Model Predictive Current Control of Nine-Phase Open-End Winding PMSMs With an Online Virtual Vector Synthesis Strategy
Authors: Haifeng Wang; Xinzhen Wu; Xiaoqin Zheng; Xibo Yuan
Abstract:
Multiphase permanent magnet synchronous machines (PMSMs) have received widespread attention in large-power high-reliability industrial, aerospace, and military applications. Also, the H-bridge open-end winding (OW) structure can significantly improve the utilization of dc voltage, which is suitable for large-power machine drive, especially for the ship electric propulsion system. In this article, the research is targeted for a high-power PMSM with the application background of ship propulsion, and the specific study is carried out using a downscale 9-kW nine-phase OW-PMSM experimental prototype.
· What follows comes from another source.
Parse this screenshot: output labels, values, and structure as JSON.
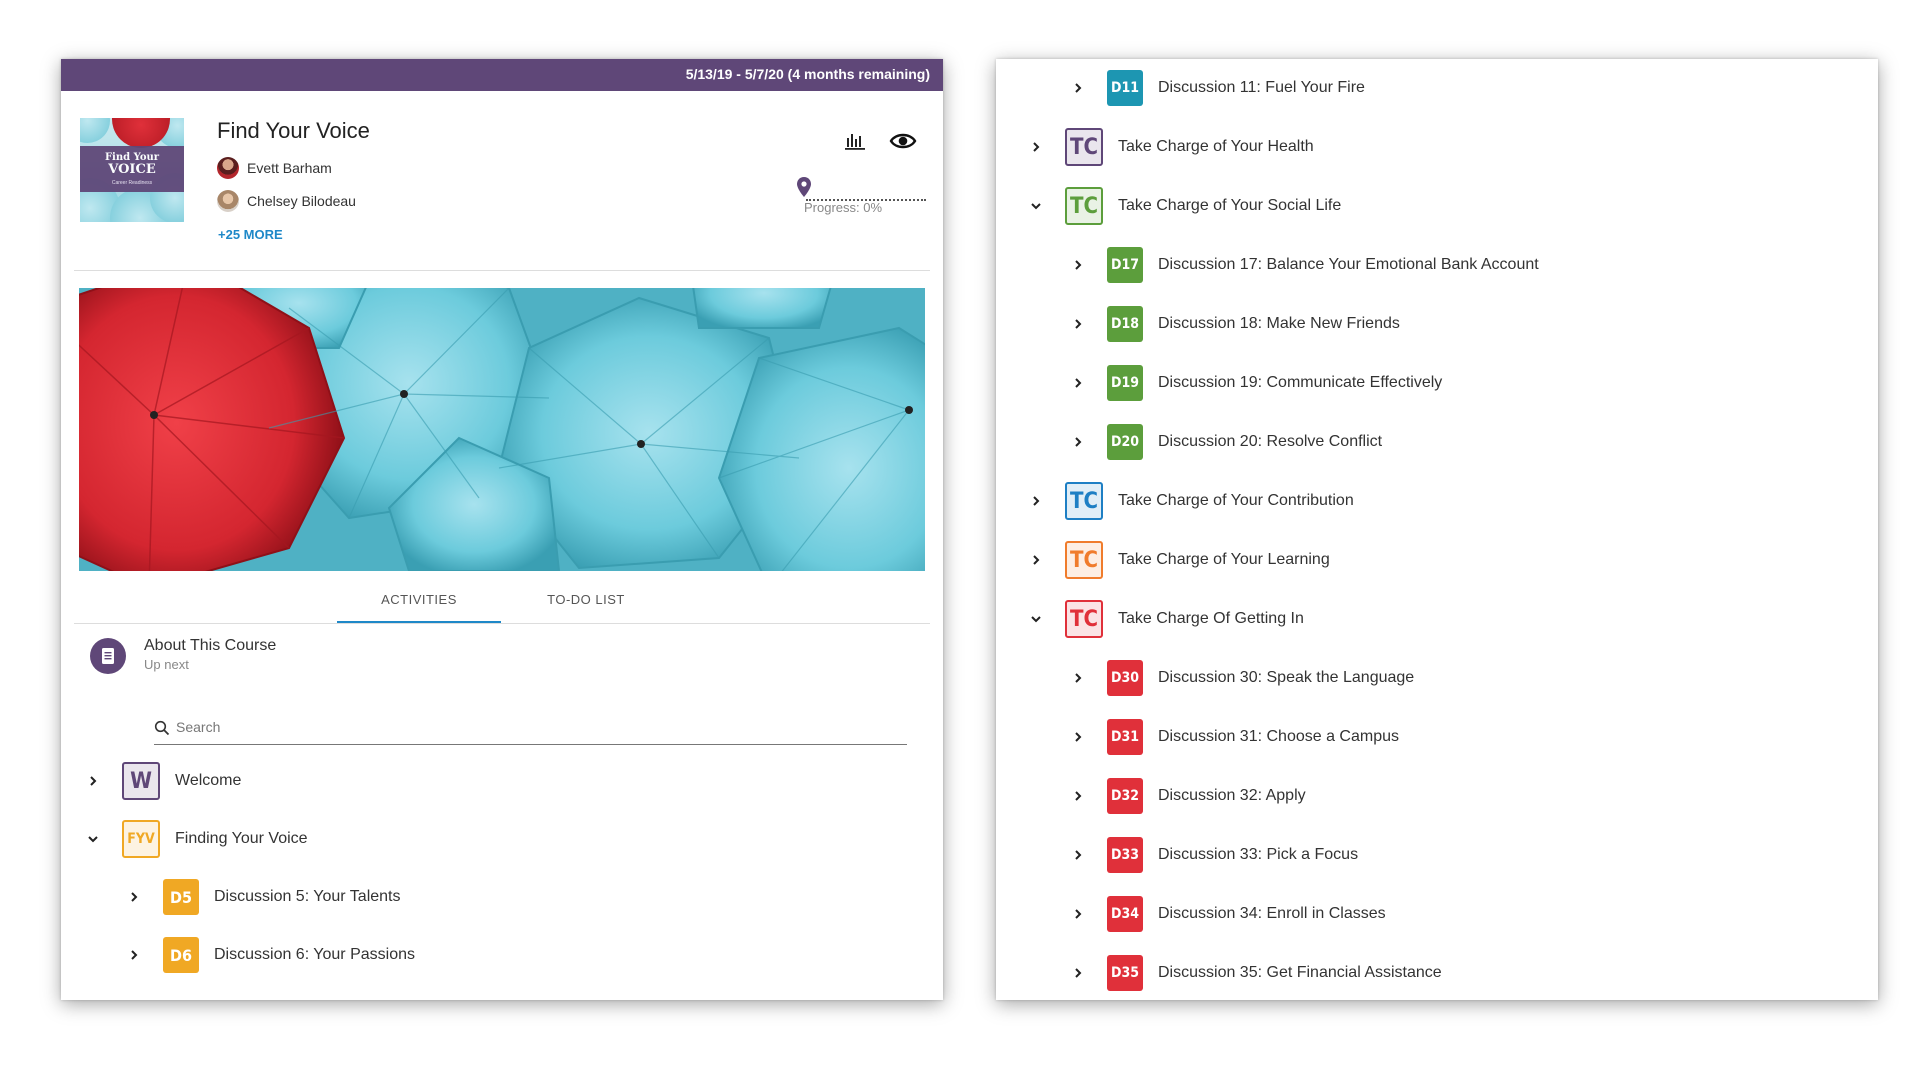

The current error is hard to avoid for finite control set model predictive current control (FCS-MPCC) in multiphase open-end winding permanent magnet synchronous motors. To overcome this problem, an online virtual voltage vector (V3) synthesis strategy is proposed in this article. First, a group of V3 s without harmonic voltage components are designed as the basic vectors for online synthesis. Then, two adjacent basic V3 s and a zero vector are used to synthesize a new V3, which can output arbitrary amplitude and phase angle in the fundamental space. The two basic V3 s are directly selected from the located sector of the predicted reference voltage vector (RVV), and their duration ratio can be simply calculated according to the angle of the RVV in the sector. In this way, the zero error is realized between the new V3 and RVV.
Experimental results have verified the effectiveness and superiority of the proposed strategy, in comparison to existing FCS-MPCC in multiphase OW motor drive systems. Although this article concentrated on the nine-phase OW-PMSM drive, the proposed online synthesis strategy can also be extended to other MPC-based multiphase OW drives.